Frédéric numéro 2. Frédéric, 43 ans, est surpris le lendemain dans le même magasin. Le formateur, domicilié à Saint-Pierre, s’est muni d’un petit appareil photo numérique, emprunté à son patron. Son mode opératoire est plus discret. Il dispose l’objet dans le fond de son sac à provision. Puis, lorsqu’il se trouve au plus près des jambes d’une femme en jupe ou en robe courte, il glisse son sac en dessous. Les vigiles du supermarché sont devenus des habitués de ce genre de personnages. Arrêté par un agent du magasin, il explique vouloir tester l’efficacité de l’appareil photo. Les gendarmes de Saint-Pierre le placent en garde à vue. Le matériel et les images sont saisis. Il assure que les photographies n’étaient destinées qu’à son usage personnel. Le suspect est remis en liberté.
Frédéric numéro 1 une nouvelle fois. Les surveillants vont de surprise en surprise.
À la mi-novembre, ils retrouvent l’incorrigible retraité.
Cette fois, il s’est placé à proximité d’un jeu à roulettes.
Il profite que les clientes sont penchées sur le jeu pour se rincer l’œil.

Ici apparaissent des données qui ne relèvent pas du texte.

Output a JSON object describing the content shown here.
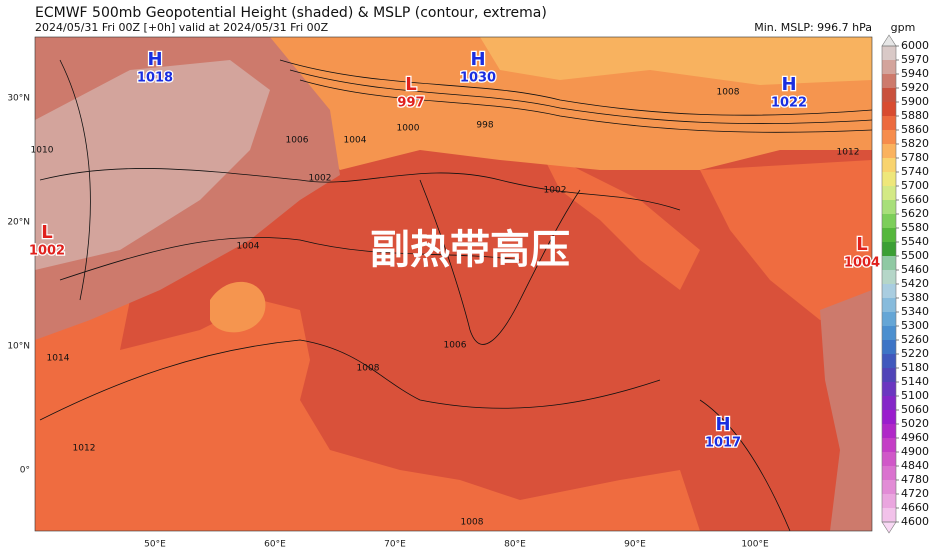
{
  "title": "ECMWF 500mb Geopotential Height (shaded) & MSLP (contour, extrema)",
  "subtitle": "2024/05/31 Fri 00Z [+0h] valid at 2024/05/31 Fri 00Z",
  "min_mslp": "Min. MSLP: 996.7 hPa",
  "annotation": "副热带高压",
  "lat_labels": [
    "30°N",
    "20°N",
    "10°N",
    "0°"
  ],
  "lon_labels": [
    "50°E",
    "60°E",
    "70°E",
    "80°E",
    "90°E",
    "100°E"
  ],
  "centers": [
    {
      "type": "H",
      "value": 1018
    },
    {
      "type": "H",
      "value": 1030
    },
    {
      "type": "L",
      "value": 997
    },
    {
      "type": "H",
      "value": 1022
    },
    {
      "type": "L",
      "value": 1002
    },
    {
      "type": "L",
      "value": 1004
    },
    {
      "type": "H",
      "value": 1017
    }
  ],
  "contour_labels": [
    "1002",
    "1004",
    "1004",
    "1006",
    "1008",
    "1008",
    "1010",
    "1012",
    "1014",
    "998",
    "1000",
    "1002",
    "1006",
    "1012",
    "1008"
  ],
  "colorbar": {
    "unit": "gpm",
    "ticks": [
      6000,
      5970,
      5940,
      5920,
      5900,
      5880,
      5860,
      5820,
      5780,
      5740,
      5700,
      5660,
      5620,
      5580,
      5540,
      5500,
      5460,
      5420,
      5380,
      5340,
      5300,
      5260,
      5220,
      5180,
      5140,
      5100,
      5060,
      5020,
      4960,
      4900,
      4840,
      4780,
      4720,
      4660,
      4600
    ],
    "colors": [
      "#d9c9c7",
      "#d3a49c",
      "#cd7a6c",
      "#c9513d",
      "#d84b30",
      "#ec6a3e",
      "#f68c4c",
      "#fab25e",
      "#f8d36e",
      "#eee77a",
      "#d3e985",
      "#a8df7a",
      "#7cce5a",
      "#55b73c",
      "#3c9f35",
      "#8fc9a3",
      "#b5d6c8",
      "#a9cde0",
      "#87bbdc",
      "#65a6d6",
      "#4b8fcf",
      "#3d74c6",
      "#4058bd",
      "#5044b8",
      "#6a36c0",
      "#8426c8",
      "#9a1dcd",
      "#b028c8",
      "#c43ec6",
      "#d058c8",
      "#da72cf",
      "#e28cd6",
      "#eaa6df",
      "#f2c2ea"
    ],
    "over_color": "#e6e6e6",
    "under_color": "#f8d8f4"
  }
}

Le gramoune est sur ses gardes.
Se sachant découvert, il déguerpit à toute vitesse.
Les hommes de la sécurité ne parviennent pas à lui mettre la main dessus. Mais ce n’est que partie remise.

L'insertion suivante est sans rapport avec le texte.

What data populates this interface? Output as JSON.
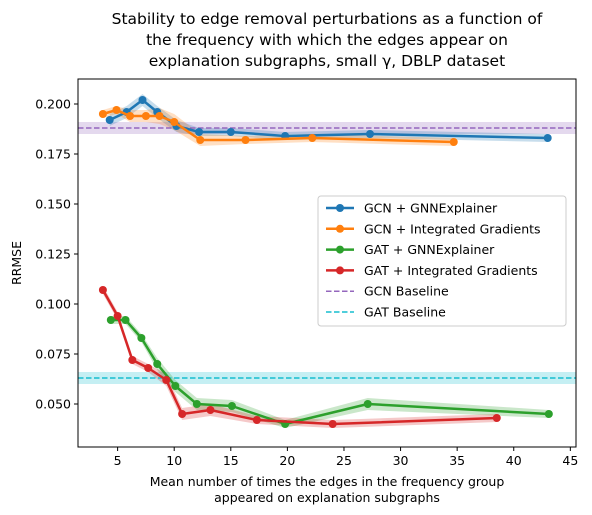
{
  "chart_data": {
    "type": "line",
    "title": [
      "Stability to edge removal perturbations as a function of",
      "the frequency with which the edges appear on",
      "explanation subgraphs, small γ, DBLP dataset"
    ],
    "xlabel": [
      "Mean number of times the edges in the frequency group",
      "appeared on explanation subgraphs"
    ],
    "ylabel": "RRMSE",
    "xlim": [
      1.5,
      45.5
    ],
    "ylim": [
      0.0285,
      0.2125
    ],
    "xticks": [
      5,
      10,
      15,
      20,
      25,
      30,
      35,
      40,
      45
    ],
    "yticks": [
      0.05,
      0.075,
      0.1,
      0.125,
      0.15,
      0.175,
      0.2
    ],
    "ytick_labels": [
      "0.050",
      "0.075",
      "0.100",
      "0.125",
      "0.150",
      "0.175",
      "0.200"
    ],
    "grid": false,
    "legend_position": "center-right",
    "series": [
      {
        "name": "GCN + GNNExplainer",
        "color": "#1f77b4",
        "x": [
          4.3,
          5.8,
          7.2,
          8.5,
          10.2,
          12.2,
          15.0,
          19.8,
          27.3,
          43.0
        ],
        "y": [
          0.192,
          0.196,
          0.202,
          0.196,
          0.189,
          0.186,
          0.186,
          0.184,
          0.185,
          0.183
        ],
        "band": [
          0.003,
          0.003,
          0.003,
          0.003,
          0.003,
          0.002,
          0.002,
          0.002,
          0.002,
          0.002
        ]
      },
      {
        "name": "GCN + Integrated Gradients",
        "color": "#ff7f0e",
        "x": [
          3.7,
          4.9,
          6.1,
          7.5,
          8.7,
          10.0,
          12.3,
          16.3,
          22.2,
          34.7
        ],
        "y": [
          0.195,
          0.197,
          0.194,
          0.194,
          0.194,
          0.191,
          0.182,
          0.182,
          0.183,
          0.181
        ],
        "band": [
          0.002,
          0.002,
          0.003,
          0.003,
          0.004,
          0.004,
          0.003,
          0.002,
          0.002,
          0.002
        ]
      },
      {
        "name": "GAT + GNNExplainer",
        "color": "#2ca02c",
        "x": [
          4.4,
          5.7,
          7.1,
          8.5,
          10.1,
          12.0,
          15.1,
          19.8,
          27.1,
          43.1
        ],
        "y": [
          0.092,
          0.092,
          0.083,
          0.07,
          0.059,
          0.05,
          0.049,
          0.04,
          0.05,
          0.045
        ],
        "band": [
          0.002,
          0.002,
          0.002,
          0.003,
          0.003,
          0.003,
          0.003,
          0.002,
          0.003,
          0.002
        ]
      },
      {
        "name": "GAT + Integrated Gradients",
        "color": "#d62728",
        "x": [
          3.7,
          5.0,
          6.3,
          7.7,
          9.3,
          10.7,
          13.2,
          17.3,
          24.0,
          38.5
        ],
        "y": [
          0.107,
          0.094,
          0.072,
          0.068,
          0.062,
          0.045,
          0.047,
          0.042,
          0.04,
          0.043
        ],
        "band": [
          0.002,
          0.002,
          0.002,
          0.002,
          0.003,
          0.003,
          0.003,
          0.002,
          0.002,
          0.002
        ]
      }
    ],
    "baselines": [
      {
        "name": "GCN Baseline",
        "color": "#9467bd",
        "y": 0.188,
        "band": [
          0.185,
          0.191
        ]
      },
      {
        "name": "GAT Baseline",
        "color": "#17becf",
        "y": 0.063,
        "band": [
          0.06,
          0.066
        ]
      }
    ]
  }
}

Au début du mois de décembre, le pervers est de retour au supermarché. Encore une fois, il est surpris à d’autres préoccupations que ses commissions.
À l’arrêt dans le rayon charcuterie, il s’offre une vue en contre-plongée sur la petite culotte d’une cliente penchée sur les victuailles.
Cette fois-ci, il est repéré sur un écran de la vidéosurveillance. Pour la seconde fois en moins de trois mois, il est appréhendé et placé en garde à vue. Il joue de nouveau à l’ingénu, et se montre incapable d’expliquer ses comportements déviants.
L’audienceReprésenté par Me Stéphanie Saint-Bertin, le septuagénaire ne s’est pas rendu à l’audience.
Dans ses diverses déclarations, il persiste dans la mauvaise foi. “Questionné sur le mobile, le prévenu a déclaré ne pas savoir ce qui lui a pris. Il s’est dit surpris par son comportement”, explique le président du tribunal Bruno Vidon.
Des sourires dissimulés se dessinent sur les visages du magistrat et de ses assesseurs.
Le substitut du procureur Hélène Bigot prend la parole pour le premier cas de voyeurisme. “Je me trouve face à un problème de qualification pénale. Je ne suis pas sûre que ce méfait soit constitutif d’une infraction”, reconnaît-elle.
L’avocate du gramoune saisit la balle au bond. “Je suis prise des mêmes doutes. On ne peut pas considérer que le supermarché soit un lieu privé au sens du droit pénal”, assure Me Stéphanie Saint-Bertin.
Le quadragénaire, présent à la barre, se montre encore très embarrassé. “Je reconnais que ce n’est pas un comportement brillant”, confie le prévenu.
Il courbe l’échine face aux réquisitions du parquet. “Rien ne peut excuser ce genre d’atteinte à la vie privée d’une femme”, insiste-t-elle.
Cette fois encore, elle renonce à une qualification pénale adéquate.
JugementFrédéric, 74 ans : renvoyé des fins des poursuites.
Frédéric, 43 ans : renvoyé des fins des poursuites.